I thought it would take me four days, at twenty-five miles a day, to get to Tsau, which it has become emotionally convenient lately for me to refer to inwardly as Pellucidar, after a book in the Tarzan series. It took me six-plus or seven-plus days, one or the other, to get there. Toward the end I was in serious straits. Calling Tsau Pellucidar is partly distancing and partly apposite. Pellucidar sounds like the way Tsau felt to me in one respect: it was like being, for the first time in my existence, in a correctly lighted place. I’ve never read the book, but I assume Pellucidar was one of the numerous lost and weird but still functioning cities Tarzan visited, and it was in Africa, naturally, although possibly it was at the earth’s core, with only the opening leading down to it being in Africa proper. So it all coheres. Nelson was a boyhood fan of the Tarzan series. The first meal he personally prepared for us was a curried dish he called Rice Edgar Burroughs because it had some of Tarzan’s favorite ingredients in it, whatever those might be.

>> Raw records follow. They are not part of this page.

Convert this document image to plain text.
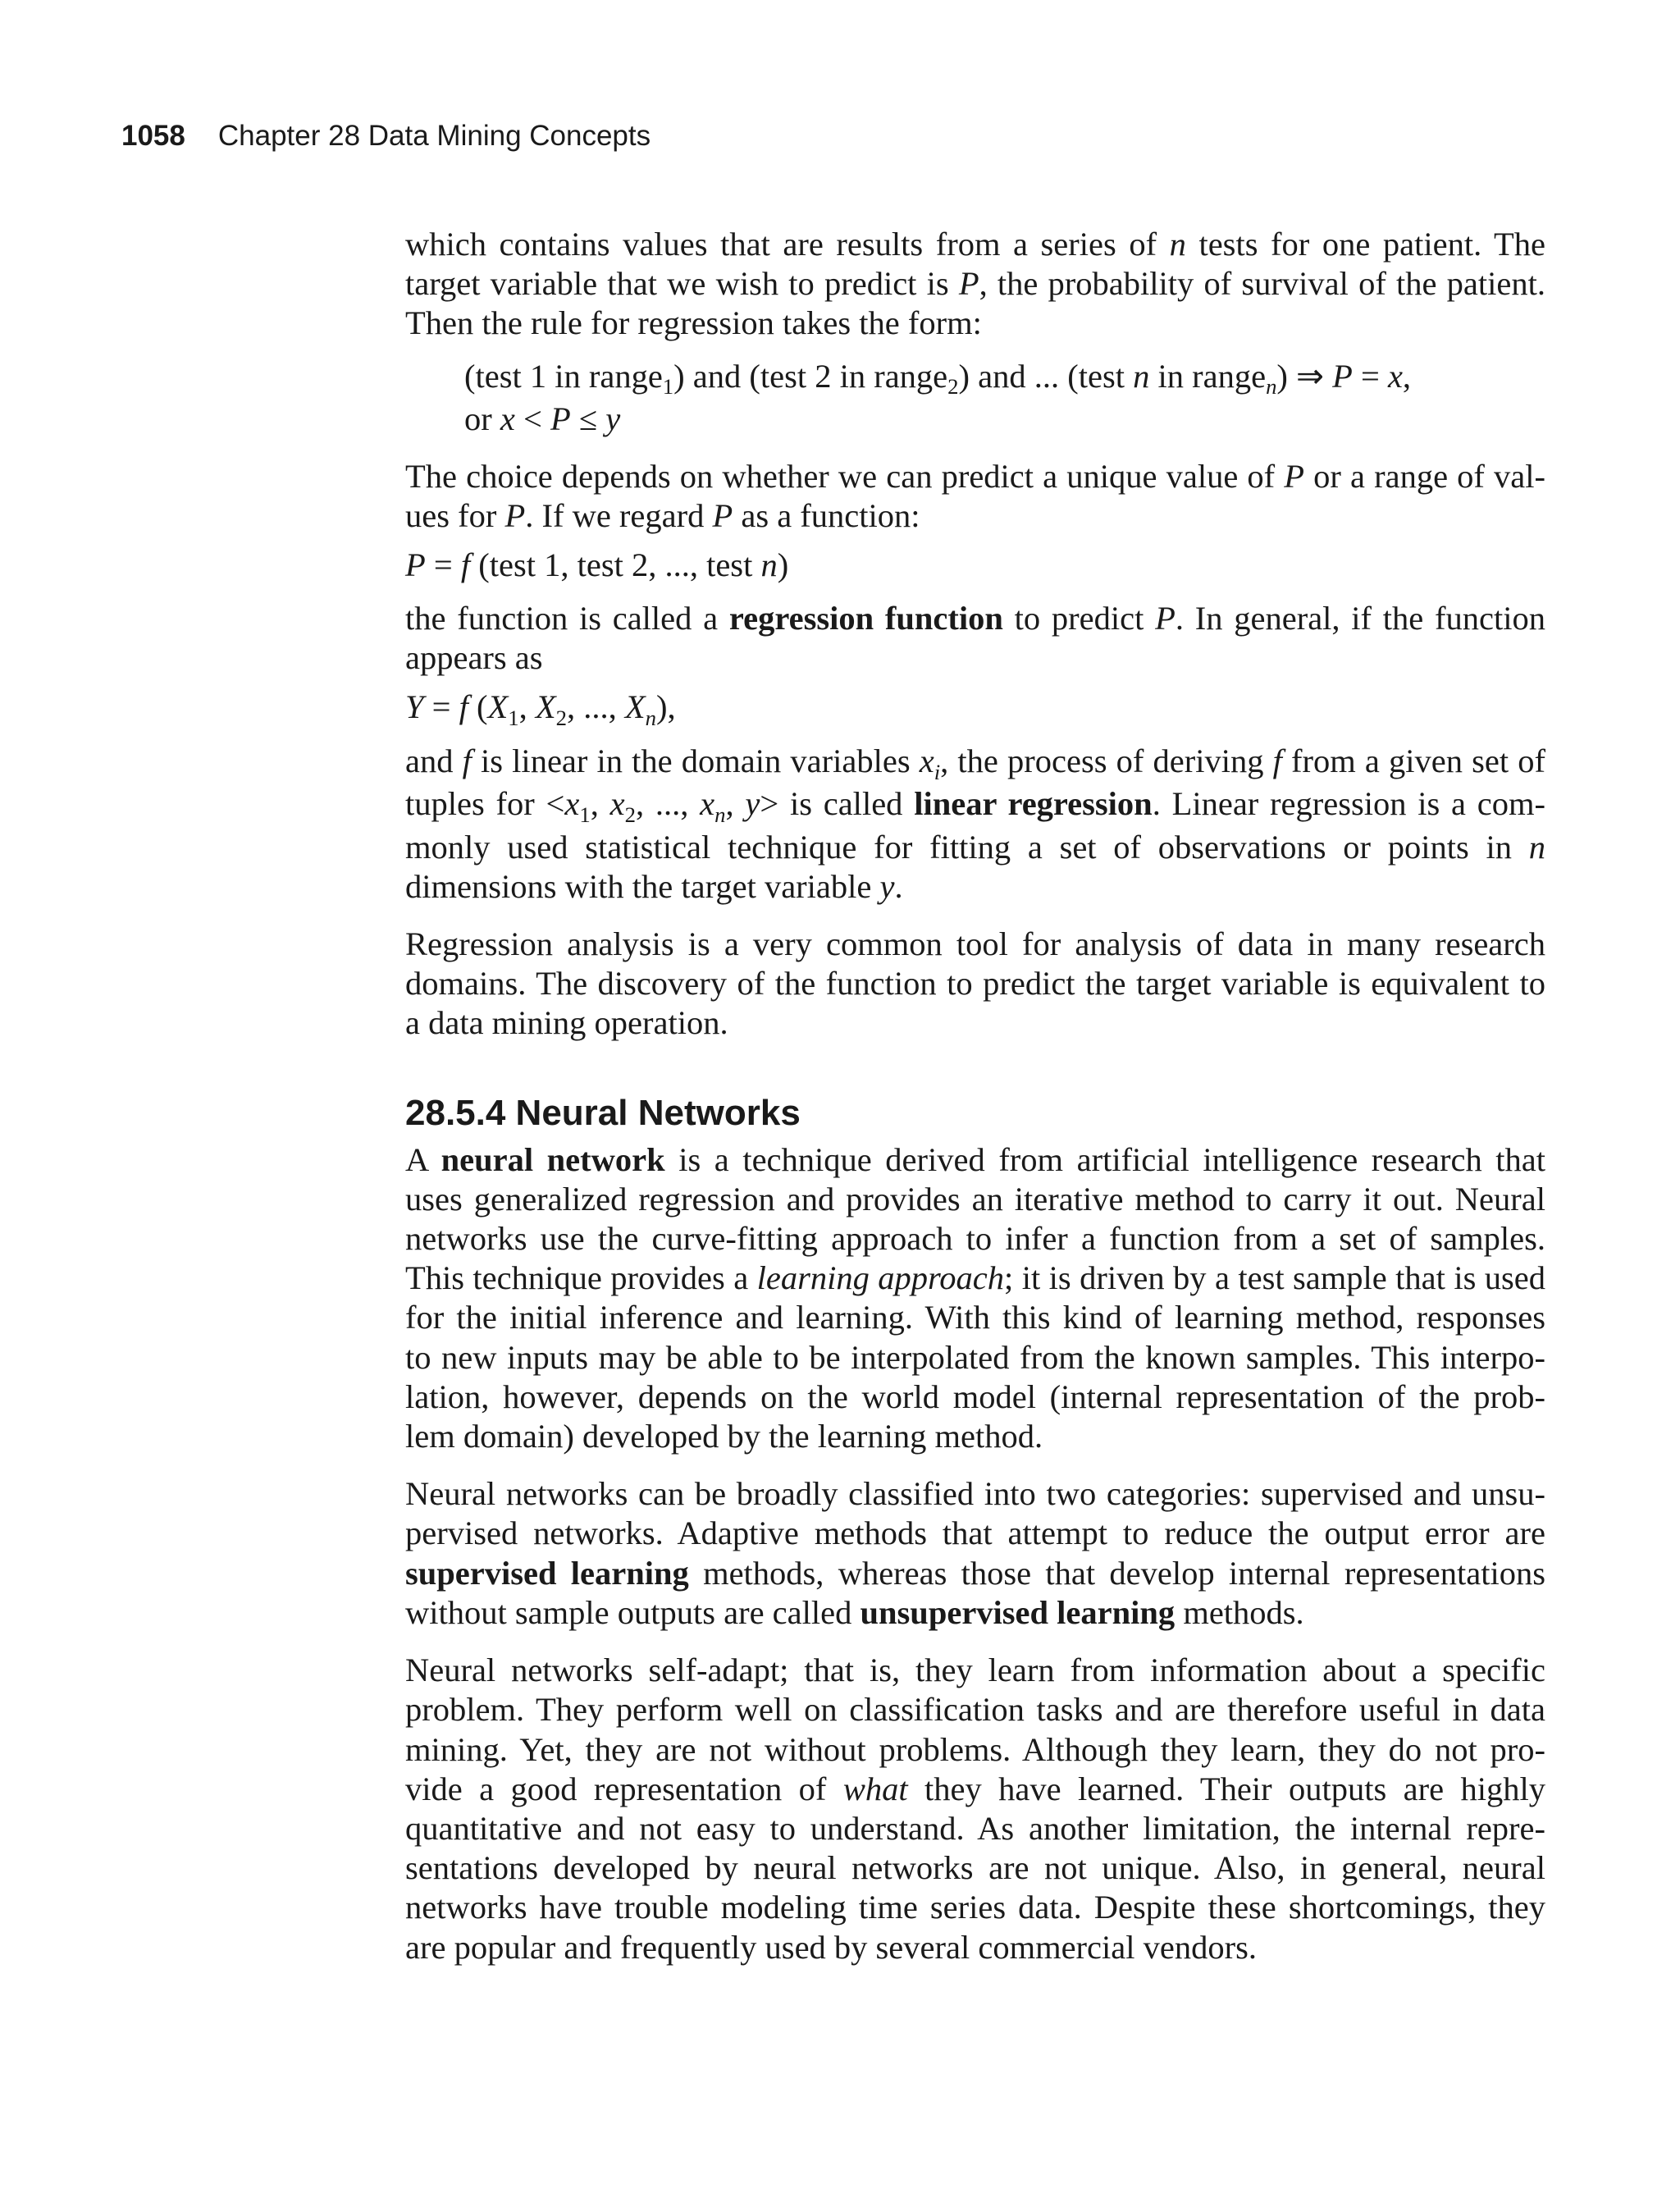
1058 Chapter 28 Data Mining Concepts

which contains values that are results from a series of n tests for one patient. The

target variable that we wish to predict is P, the probability of survival of the patient.

Then the rule for regression takes the form:

(test 1 in range$_1$) and (test 2 in range$_2$) and ... (test n in range$_n$) ⇒ P = x,

or x < P ≤ y

The choice depends on whether we can predict a unique value of P or a range of val-

ues for P. If we regard P as a function:

P = f (test 1, test 2, ..., test n)

the function is called a regression function to predict P. In general, if the function

appears as

Y = f ($X_1$, $X_2$, ..., $X_n$),

and f is linear in the domain variables $x_i$, the process of deriving f from a given set of

tuples for $<x_1$, $x_2$, ..., $x_n$, y> is called linear regression. Linear regression is a com-

monly used statistical technique for fitting a set of observations or points in n

dimensions with the target variable y.

Regression analysis is a very common tool for analysis of data in many research

domains. The discovery of the function to predict the target variable is equivalent to

a data mining operation.

28.5.4 Neural Networks

A neural network is a technique derived from artificial intelligence research that

uses generalized regression and provides an iterative method to carry it out. Neural

networks use the curve-fitting approach to infer a function from a set of samples.

This technique provides a learning approach; it is driven by a test sample that is used

for the initial inference and learning. With this kind of learning method, responses

to new inputs may be able to be interpolated from the known samples. This interpo-

lation, however, depends on the world model (internal representation of the prob-

lem domain) developed by the learning method.

Neural networks can be broadly classified into two categories: supervised and unsu-

pervised networks. Adaptive methods that attempt to reduce the output error are

supervised learning methods, whereas those that develop internal representations

without sample outputs are called unsupervised learning methods.

Neural networks self-adapt; that is, they learn from information about a specific

problem. They perform well on classification tasks and are therefore useful in data

mining. Yet, they are not without problems. Although they learn, they do not pro-

vide a good representation of what they have learned. Their outputs are highly

quantitative and not easy to understand. As another limitation, the internal repre-

sentations developed by neural networks are not unique. Also, in general, neural

networks have trouble modeling time series data. Despite these shortcomings, they

are popular and frequently used by several commercial vendors.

Somewhere I have a list of the authors of Nelson’s favorite boys’ books. Most of them were news to me, like Roy Rockwood and Talbot Mundy. I now think the reason I have so much detail about the boyhood phase of his life is because telling me about it was a form of misdirection it took me forever to identify as such. I wanted details of his marriage and serious attachments generally and instead I got the thousand and one nights of his life as a boy, Denoon again and again taking ingenious revenges on the neighbor pharisee boys, who seemed to love to torment him and keep him from reading without interruption in the treehouses he constructed as reading pavilia. On the other hand, and to be absolutely fair, reading was one of his religions. In fact he gave as an instance of a consummate experience of pleasure reading straight through a collected edition of Sax Rohmer one summer. This was also an example of not knowing you were having a peak experience at the time you were having it and mistakenly assuming that it was the forerunner of many equal experiences waiting for you onward in life. I gathered he wished he had read more savoringly, possibly stopping after each paragraph and going Ah. He seemed to think that the idea that you should know when you’re having fun and concentrate on it passim was original. I tried to suggest that this looked to me a lot like our old Aquarian friend Mindfulness, but he wouldn’t have it. I must be vulgarizing him a little here. In any case it was his reading of Sax Rohmer, in particular a book starring his favorite Sax Rohmer hero, Morris Klaw, the Dream Detective, a prodigy who solves mysteries by inhaling verbena and going to sleep, that redneck neighbor boys disrupted by vandalizing his treehouse. His family owned a summer place in a dank redwood grove near the Russian River. Denoon’s revenge was ingenious, but it escapes me. I did drift off now and then, toward dawn, during the thousand and one nights.